In the Ricardian model, why are two out of 3 cases invalid?

Question

I am considering the Ricardian model.

There is an economy with two countries $S,T$. Two goods $a,b$. Each country has linear production technology with labor ($\ell$) as only factor of production. $$y_i^j=\alpha_i^j\ell$$ where $i \in \lbrace a,b\rbrace$ and $j \in \lbrace S,T \rbrace$.

$$\ell_S + \ell_T = 1$$

The firm's maximization problem is

$$\max_{\lbrace \ell \rbrace} \pi^j_i = \alpha_i^j\ell p_i-w^j \ell$$

There are 3 cases to this problem

Case 1: $p_i^j \alpha_i^j <w^j$

$\ell = 0$

$y_i^j = 0$

Case 2: $p_i^j \alpha_i^j > w^j$

$\ell = 1$

$y_i^j = \alpha_i^j$

Case 3: $p_i^j \alpha_i^j = w^j$

$\ell \in [0,1]$

$y_i^j = [0,\alpha^j_i]$

My Question

Apparently, cases 1 and 2 aren't valid. I'm not sure why. Can someone explain?

The logic is supposed to be

"if there is complete specialization then $\ell_S = 1, \ell_T = 0, y_T = 0$ or $L_S = 0, L_T = 1, y_S = 0$, so therefore cases 1 and cases 2 fail"

I just don't understand this explanation at all and would like a better explanation. What does it mean to "specialize completely"?

Answer 1

To "specialize completely" means a country only produces one of the two goods.

Given your firms' (there seem to be four, one for each good in each country) profit maximization problems their optimality conditions are $$ p_i \cdot \alpha_i^j \leq w^j $$ with equality if $l_i^j > 0$. From this, you can easily derive what parameter combinations of $p_i$ and $\alpha_i^j$ will result in conditions when a country specializes completely.
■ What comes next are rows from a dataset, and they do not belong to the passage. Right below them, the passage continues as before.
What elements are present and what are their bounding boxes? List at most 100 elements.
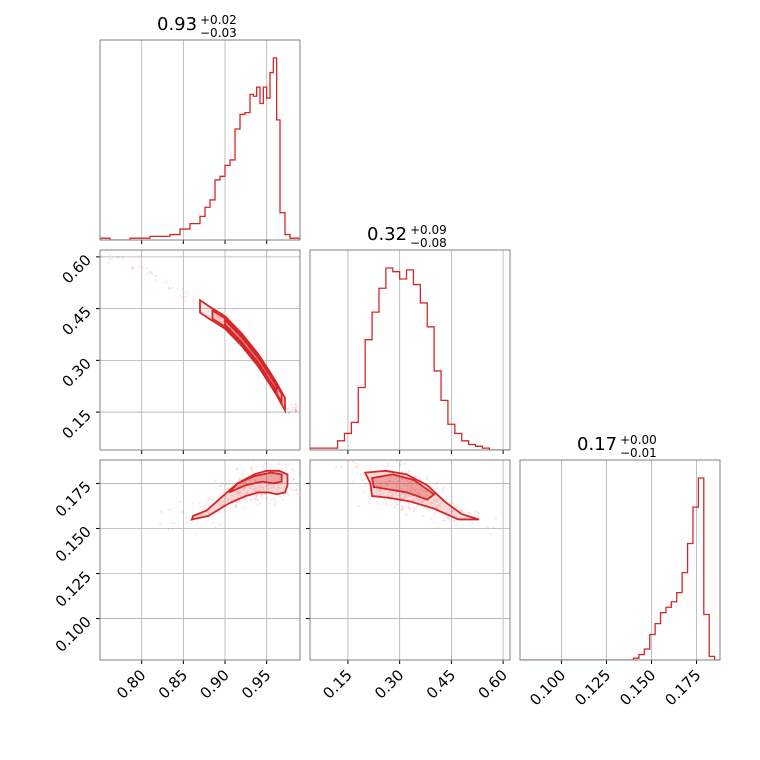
scatter-point (194, 533, 197, 536)
scatter-point (430, 501, 433, 504)
scatter-point (205, 313, 208, 316)
scatter-point (242, 487, 246, 490)
scatter-point (277, 391, 280, 394)
scatter-point (178, 500, 182, 503)
scatter-point (100, 255, 104, 258)
scatter-point (289, 409, 292, 412)
scatter-point (140, 266, 143, 269)
scatter-point (149, 271, 152, 274)
scatter-point (403, 495, 406, 499)
scatter-point (443, 517, 446, 520)
title-param-2-minus: −0.08 (410, 236, 447, 250)
scatter-point (404, 493, 407, 497)
scatter-point (233, 505, 236, 509)
scatter-point (167, 286, 170, 289)
scatter-point (306, 470, 308, 472)
scatter-point (238, 478, 241, 482)
scatter-point (291, 406, 294, 409)
scatter-point (402, 497, 406, 500)
scatter-point (396, 479, 400, 482)
x-tick-label: 0.95 (238, 666, 274, 702)
scatter-point (454, 524, 457, 527)
scatter-point (131, 267, 134, 270)
scatter-point (284, 463, 287, 466)
scatter-point (351, 480, 355, 484)
scatter-point (376, 484, 379, 488)
histogram-step-line (100, 57, 300, 240)
scatter-point (250, 487, 253, 490)
scatter-point (409, 485, 412, 488)
scatter-point (151, 272, 154, 275)
scatter-point (291, 468, 294, 471)
scatter-point (192, 299, 195, 302)
scatter-point (403, 462, 406, 466)
scatter-point (261, 496, 264, 499)
scatter-point (154, 278, 157, 282)
scatter-point (273, 503, 276, 506)
scatter-point (222, 500, 225, 503)
x-tick-label: 0.175 (661, 666, 704, 709)
scatter-point (401, 508, 404, 511)
scatter-point (450, 510, 453, 513)
scatter-point (294, 403, 297, 406)
scatter-point (146, 272, 149, 275)
scatter-point (237, 489, 240, 493)
x-tick-label: 0.45 (423, 666, 459, 702)
scatter-point (420, 487, 423, 490)
scatter-point (254, 495, 258, 498)
scatter-point (360, 479, 364, 482)
scatter-point (486, 526, 489, 529)
scatter-point (290, 487, 293, 491)
scatter-point (240, 477, 243, 480)
scatter-point (460, 509, 463, 512)
scatter-point (149, 270, 152, 273)
scatter-point (265, 496, 269, 500)
scatter-point (267, 483, 270, 486)
x-tick-label: 0.150 (616, 666, 659, 709)
scatter-point (419, 494, 422, 497)
scatter-point (423, 506, 426, 510)
scatter-point (176, 287, 179, 290)
scatter-point (143, 278, 146, 281)
density-contour (211, 308, 283, 406)
scatter-point (476, 511, 480, 515)
scatter-point (249, 499, 253, 502)
scatter-point (185, 521, 188, 524)
scatter-point (250, 469, 253, 473)
scatter-point (287, 411, 290, 414)
scatter-point (447, 516, 450, 519)
scatter-point (406, 484, 409, 487)
scatter-point (385, 503, 388, 506)
scatter-point (244, 481, 247, 484)
scatter-point (387, 464, 390, 467)
scatter-point (225, 482, 228, 486)
scatter-point (205, 503, 208, 506)
title-param-3-minus: −0.01 (620, 446, 657, 460)
scatter-point (399, 500, 402, 503)
scatter-point (369, 496, 372, 500)
scatter-point (461, 510, 464, 513)
scatter-point (208, 502, 211, 506)
scatter-point (250, 467, 253, 470)
scatter-point (459, 509, 462, 512)
scatter-point (295, 488, 298, 491)
scatter-point (294, 402, 297, 405)
scatter-point (255, 504, 258, 507)
scatter-point (251, 485, 254, 488)
scatter-point (278, 392, 281, 395)
scatter-point (292, 408, 295, 411)
scatter-point (170, 521, 173, 525)
scatter-point (434, 482, 437, 485)
scatter-point (241, 474, 244, 477)
density-contour-outer (363, 469, 480, 521)
panel-frame (99, 459, 301, 661)
scatter-point (394, 491, 397, 494)
x-tick-label: 0.80 (113, 666, 149, 702)
scatter-point (370, 467, 373, 470)
scatter-point (224, 495, 227, 498)
scatter-point (250, 466, 253, 469)
title-param-3: 0.17 +0.00 −0.01 (577, 433, 657, 460)
panel-hist-param-3: 0.100 0.125 0.150 0.175 (519, 459, 721, 709)
scatter-point (238, 493, 241, 496)
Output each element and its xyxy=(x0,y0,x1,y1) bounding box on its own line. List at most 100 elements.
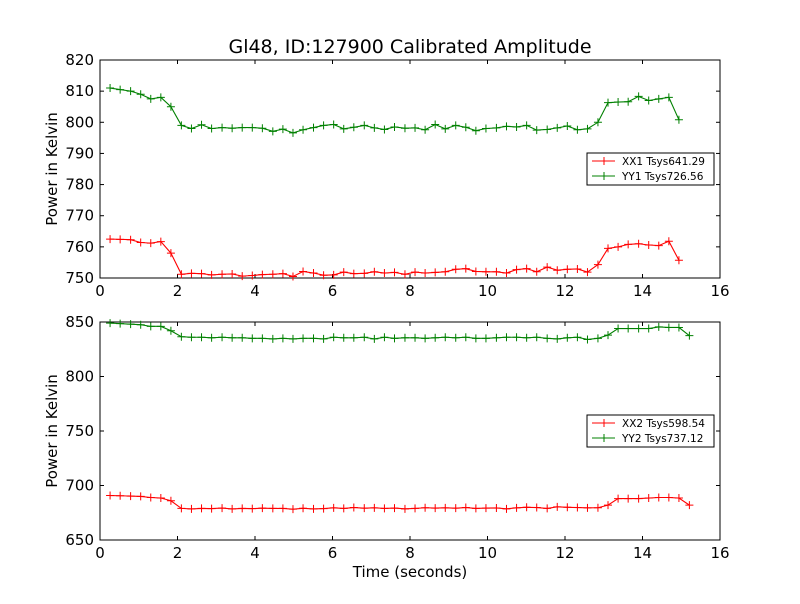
bottom-series-1-point xyxy=(644,324,653,333)
bottom-series-1-point xyxy=(674,323,683,332)
top-series-1-point xyxy=(624,97,633,106)
bottom-y-tick-label: 750 xyxy=(65,422,94,440)
bottom-series-0-point xyxy=(512,503,521,512)
top-x-tick-label: 10 xyxy=(478,282,497,300)
top-series-1-point xyxy=(583,124,592,133)
top-series-0-point xyxy=(664,237,673,246)
bottom-series-1-point xyxy=(288,334,297,343)
top-series-1-point xyxy=(563,122,572,131)
bottom-series-1-line xyxy=(110,322,690,340)
top-series-1-point xyxy=(380,125,389,134)
bottom-series-1-point xyxy=(309,334,318,343)
top-y-tick-label: 820 xyxy=(65,51,94,69)
bottom-series-1-point xyxy=(136,320,145,329)
bottom-series-0-point xyxy=(288,505,297,514)
bottom-series-1-point xyxy=(532,333,541,342)
top-series-1-point xyxy=(339,124,348,133)
bottom-series-0-point xyxy=(197,504,206,513)
bottom-series-1-point xyxy=(411,333,420,342)
chart-title: Gl48, ID:127900 Calibrated Amplitude xyxy=(228,36,591,58)
top-series-0-point xyxy=(532,267,541,276)
bottom-series-1-point xyxy=(360,333,369,342)
top-y-tick-label: 760 xyxy=(65,238,94,256)
bottom-series-0-point xyxy=(441,503,450,512)
top-series-1-point xyxy=(197,120,206,129)
bottom-x-tick-label: 2 xyxy=(173,544,183,562)
bottom-series-0-point xyxy=(583,503,592,512)
bottom-series-0-point xyxy=(238,504,247,513)
bottom-series-1-point xyxy=(431,333,440,342)
bottom-series-1-point xyxy=(421,334,430,343)
bottom-series-0-point xyxy=(573,503,582,512)
top-series-1-point xyxy=(492,123,501,132)
bottom-series-0-point xyxy=(400,504,409,513)
bottom-series-1-point xyxy=(654,322,663,331)
bottom-legend: XX2 Tsys598.54 YY2 Tsys737.12 xyxy=(586,414,715,448)
top-series-1-point xyxy=(288,128,297,137)
bottom-series-1-point xyxy=(553,334,562,343)
top-series-0-point xyxy=(380,269,389,278)
top-legend-label-0: XX1 Tsys641.29 xyxy=(622,156,705,168)
top-series-0-point xyxy=(218,270,227,279)
bottom-series-0-point xyxy=(451,504,460,513)
top-series-0-point xyxy=(481,267,490,276)
top-series-1-point xyxy=(136,90,145,99)
top-series-0-point xyxy=(583,268,592,277)
top-series-1-point xyxy=(553,123,562,132)
top-series-0-point xyxy=(156,237,165,246)
bottom-series-1-point xyxy=(451,333,460,342)
top-series-1-point xyxy=(126,87,135,96)
top-series-1-point xyxy=(278,125,287,134)
bottom-series-0-point xyxy=(411,504,420,513)
bottom-y-tick-label: 800 xyxy=(65,368,94,386)
bottom-legend-marker-1 xyxy=(600,434,608,442)
bottom-x-tick-label: 14 xyxy=(633,544,652,562)
top-series-0-point xyxy=(339,268,348,277)
bottom-series-1-point xyxy=(146,322,155,331)
top-series-1-point xyxy=(258,124,267,133)
top-x-tick-label: 8 xyxy=(405,282,415,300)
top-series-1-point xyxy=(400,124,409,133)
top-series-1-point xyxy=(512,122,521,131)
top-series-1-point xyxy=(228,124,237,133)
bottom-series-0-point xyxy=(421,503,430,512)
top-series-0-point xyxy=(634,239,643,248)
bottom-series-1-point xyxy=(380,333,389,342)
top-series-0-point xyxy=(136,238,145,247)
top-series-0-point xyxy=(238,272,247,281)
top-series-1-point xyxy=(248,123,257,132)
bottom-legend-label-0: XX2 Tsys598.54 xyxy=(622,418,705,430)
bottom-series-0-point xyxy=(604,501,613,510)
bottom-series-0-point xyxy=(380,504,389,513)
bottom-series-0-point xyxy=(106,491,115,500)
bottom-series-1-point xyxy=(166,326,175,335)
bottom-series-1-point xyxy=(106,319,115,328)
bottom-series-1-point xyxy=(126,320,135,329)
bottom-series-0-point xyxy=(136,492,145,501)
top-series-1-point xyxy=(319,121,328,130)
top-series-1-point xyxy=(349,123,358,132)
top-series-1-point xyxy=(370,123,379,132)
top-series-1-point xyxy=(522,121,531,130)
top-series-0-point xyxy=(126,235,135,244)
top-series-0-point xyxy=(187,269,196,278)
top-series-1-point xyxy=(390,122,399,131)
top-series-1-point xyxy=(309,123,318,132)
bottom-series-0-point xyxy=(502,504,511,513)
bottom-series-0-point xyxy=(349,503,358,512)
top-series-0-point xyxy=(563,265,572,274)
top-series-0-point xyxy=(177,270,186,279)
top-series-0-point xyxy=(614,242,623,251)
bottom-series-1-point xyxy=(664,323,673,332)
bottom-series-1-point xyxy=(339,333,348,342)
top-x-tick-label: 2 xyxy=(173,282,183,300)
top-series-1-point xyxy=(166,102,175,111)
top-series-0-point xyxy=(461,264,470,273)
bottom-series-1-point xyxy=(624,324,633,333)
bottom-series-1-point xyxy=(268,334,277,343)
bottom-series-1-point xyxy=(593,334,602,343)
top-legend-marker-0 xyxy=(600,157,608,165)
top-series-1-point xyxy=(106,84,115,93)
I am not sure what you mean by 'fail', and the indices in your workforce notation seem a little off. Perhaps my detailed discussion of the Ricardian model can be of benefit. Beware it is not the exact same model as yours. For example, prices are not given exogenously, but they result from a supply and demand equilibrium.